Culture Amp then tracked share price movement across a subset of companies and found “Peak Performance” firms saw a 25% increase in share price in just one year and a 36% increase total at the two-year mark. Organizations that had a dual focus on workplace culture and organizational performance delivered a 47% share price change advantage, the report said.
“As leaders globally face mounting pressure to demonstrate ROI on people investments, many have responded by treating culture and performance as an either-or decision," Caroline Rawlinson, CEO at Culture Amp, said in a statement. “This research provides hard evidence that this is a false dichotomy.
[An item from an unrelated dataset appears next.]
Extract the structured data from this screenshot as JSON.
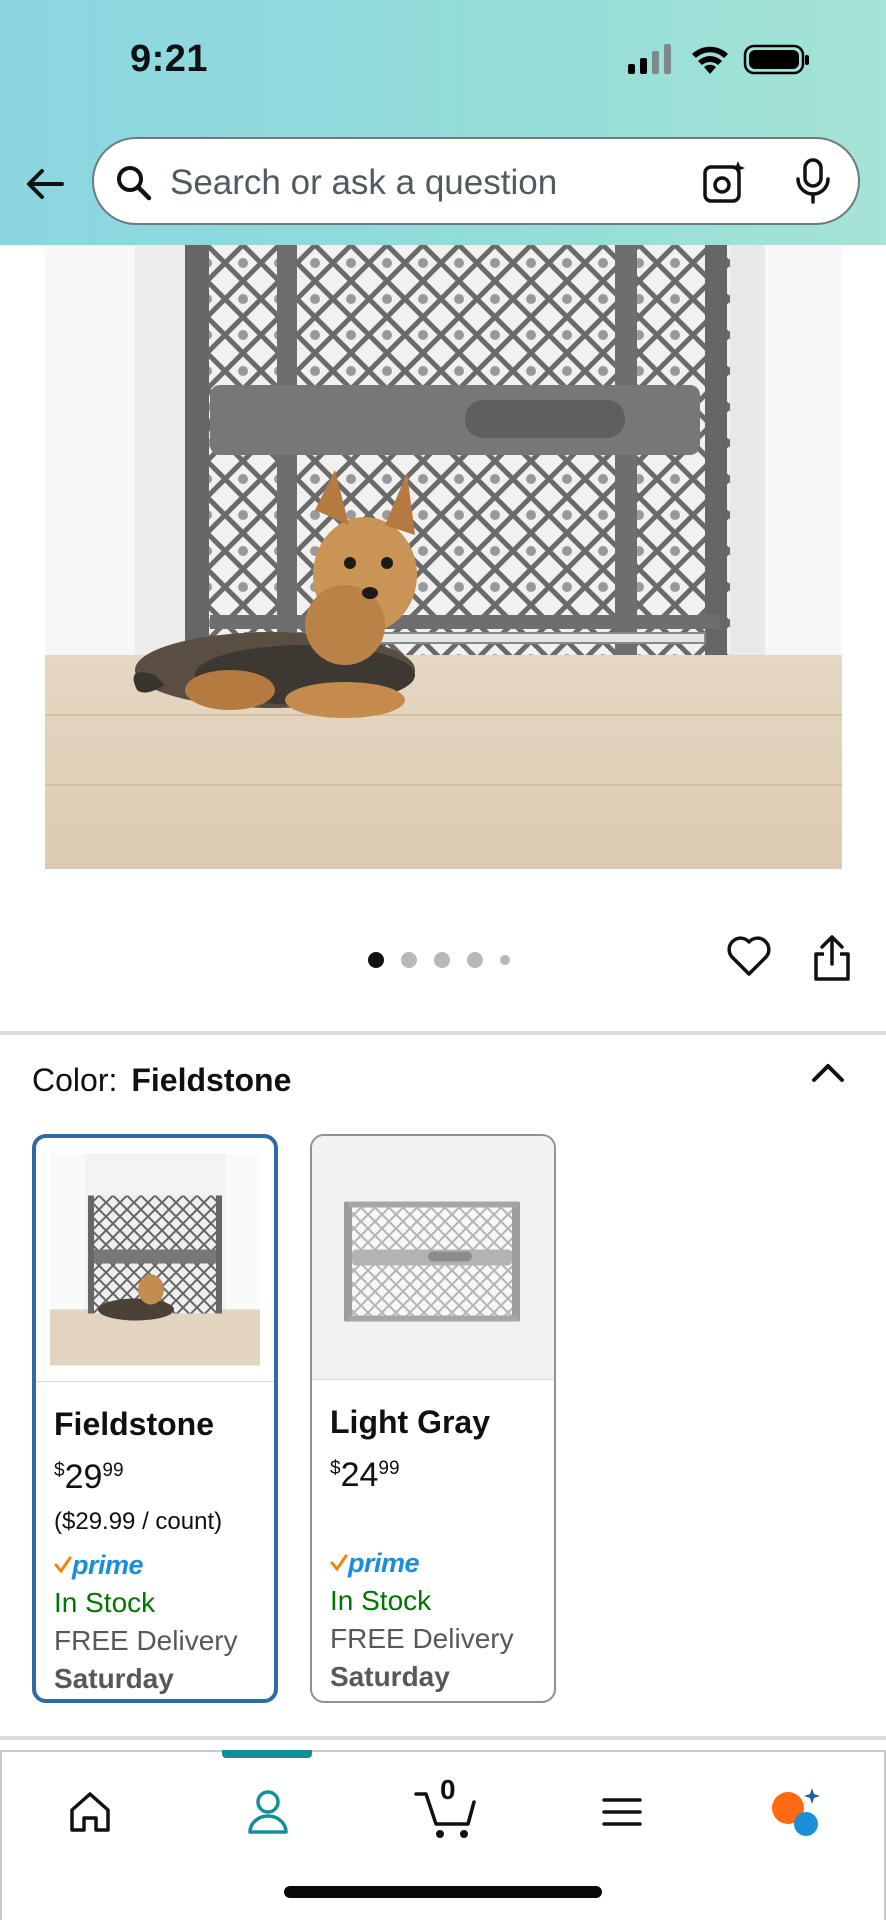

Culture and high performance are intimately linked as culture underpins all elements of business performance where humans are involved.”
In teams pushed to do more with less, Culture Amp found that many leaders assumed that investing in employee engagement is a luxury.
However, Rawlinson said that culture is “the fundamental operating system that governs how decisions are made, which behaviors are reinforced, and ultimately how people perform." She added that the research makes a strong case for preserving and investing in culture. “It's how organizations build the conditions under which teams can consistently deliver their best work, and capture measurable financial returns,” Rawlinson said.
U.S. worker engagement has dropped significantly since its peak in 2020, according to data released by Gallup in January. Gallup’s research found that worker engagement dropped from 36% in 2020 to 31% in 2024 and remained unchanged in 2025, meaning an estimated 8 million fewer workers were actively engaged over five years.
In the meantime, a January workplace poll from Adecco found that tangible job security had overtaken personal fulfillment as the top retention factor for workers. In the poll, employees said what they wanted was stable income, job certainty and “robust” employer support for agility, resilience and engagement.